From the equation, we can solve for t:
0 = 26 m/s + (-2000 m/s^2) * t
Rearranging the equation, we have:
26 m/s = (-2000 m/s^2) * t
t = 26 m/s / 2000 m/s^2
t = 0.013 s
Therefore, it takes about 0.013 seconds for the catcher to stop the ball.
b) How far does the ball travel before stopping?
To find the distance traveled, we can use the following equation:
s = ut + 0.5at^2
Where:
s is the distance traveled,
u is the initial velocity,
t is the time taken,
a is the acceleration of the object.
Substituting the given values:
s = (26 m/s) * (0.013 s) + 0.5 * (-2000 m/s^2) * (0.013 s)^2
Simplifying the equation:
s = 0.338 m
Therefore, the ball travels about 0.338 meters before stopping.
To solve this problem, we can use Newton's second law of motion, which states that the force acting on an object is equal to its mass multiplied by its acceleration. We can use this equation to find the acceleration of the baseball:
F = m * a
Where:
F is the force applied by the catcher (-360 N)
m is the mass of the baseball (0.18 kg)
a is the acceleration of the baseball
a) To find the acceleration:
Rearrange the equation to solve for acceleration:
a = F / m
Substitute the given values:
a = -360 N / 0.18 kg
Calculate the acceleration:
a = -2000 m/s² (since force and acceleration have opposite signs)

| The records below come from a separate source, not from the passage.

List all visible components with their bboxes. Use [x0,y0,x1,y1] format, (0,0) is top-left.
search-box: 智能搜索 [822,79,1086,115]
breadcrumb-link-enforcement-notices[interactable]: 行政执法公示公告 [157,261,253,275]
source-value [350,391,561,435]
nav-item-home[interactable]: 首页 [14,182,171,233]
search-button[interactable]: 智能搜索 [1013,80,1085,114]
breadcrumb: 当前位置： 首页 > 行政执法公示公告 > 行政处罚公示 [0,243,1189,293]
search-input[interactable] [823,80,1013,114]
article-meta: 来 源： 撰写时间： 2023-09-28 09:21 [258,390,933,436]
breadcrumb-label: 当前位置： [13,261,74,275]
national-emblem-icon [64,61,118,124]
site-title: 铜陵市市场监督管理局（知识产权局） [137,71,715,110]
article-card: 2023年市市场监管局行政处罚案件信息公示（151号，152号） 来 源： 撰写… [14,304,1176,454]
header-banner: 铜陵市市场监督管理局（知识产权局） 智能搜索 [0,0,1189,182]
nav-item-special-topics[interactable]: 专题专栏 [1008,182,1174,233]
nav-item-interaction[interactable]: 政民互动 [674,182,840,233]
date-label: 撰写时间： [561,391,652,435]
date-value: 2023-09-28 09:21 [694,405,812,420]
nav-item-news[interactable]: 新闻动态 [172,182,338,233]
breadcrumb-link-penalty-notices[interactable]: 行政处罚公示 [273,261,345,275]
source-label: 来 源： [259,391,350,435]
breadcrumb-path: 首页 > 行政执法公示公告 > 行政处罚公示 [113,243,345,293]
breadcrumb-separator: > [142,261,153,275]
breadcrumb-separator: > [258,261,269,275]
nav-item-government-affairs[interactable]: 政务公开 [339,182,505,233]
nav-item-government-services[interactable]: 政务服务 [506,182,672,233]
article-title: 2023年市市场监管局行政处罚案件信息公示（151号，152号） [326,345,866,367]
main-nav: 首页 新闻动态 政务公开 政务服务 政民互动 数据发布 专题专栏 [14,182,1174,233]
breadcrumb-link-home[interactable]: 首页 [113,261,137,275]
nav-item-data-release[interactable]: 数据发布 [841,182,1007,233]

Next, we can use the kinematic equation to find the time it takes for the baseball to stop:
v = u + at
Where:
v is the final velocity of the baseball (0 m/s, since it comes to a stop)
u is the initial velocity of the baseball (+26 m/s)
a is the acceleration of the baseball (-2000 m/s²)
t is the time taken to stop
b) To find the time taken to stop:
Substitute the given values:
0 = 26 m/s + (-2000 m/s²) * t
Rearrange the equation and solve for time:
t = (0 - 26 m/s) / -2000 m/s²
Calculate the time taken to stop:
t = 0.013 seconds (rounded to three decimal places)
Now, to find the distance traveled before stopping, we can use another kinematic equation:
s = ut + (1/2)at²
Where:
s is the distance traveled before stopping
u is the initial velocity of the baseball (+26 m/s)
t is the time taken to stop (0.013 seconds)
a is the acceleration of the baseball (-2000 m/s²)
Substitute the given values:
s = 26 m/s * 0.013 s + (1/2) * (-2000 m/s²) * (0.013 s)²
Calculate the distance traveled before stopping:
s = 0.170 meters (rounded to three decimal places)
Therefore, the answers to the questions are:
a) It takes 0.013 seconds for the catcher to stop the ball.
b) The ball travels approximately 0.170 meters before stopping.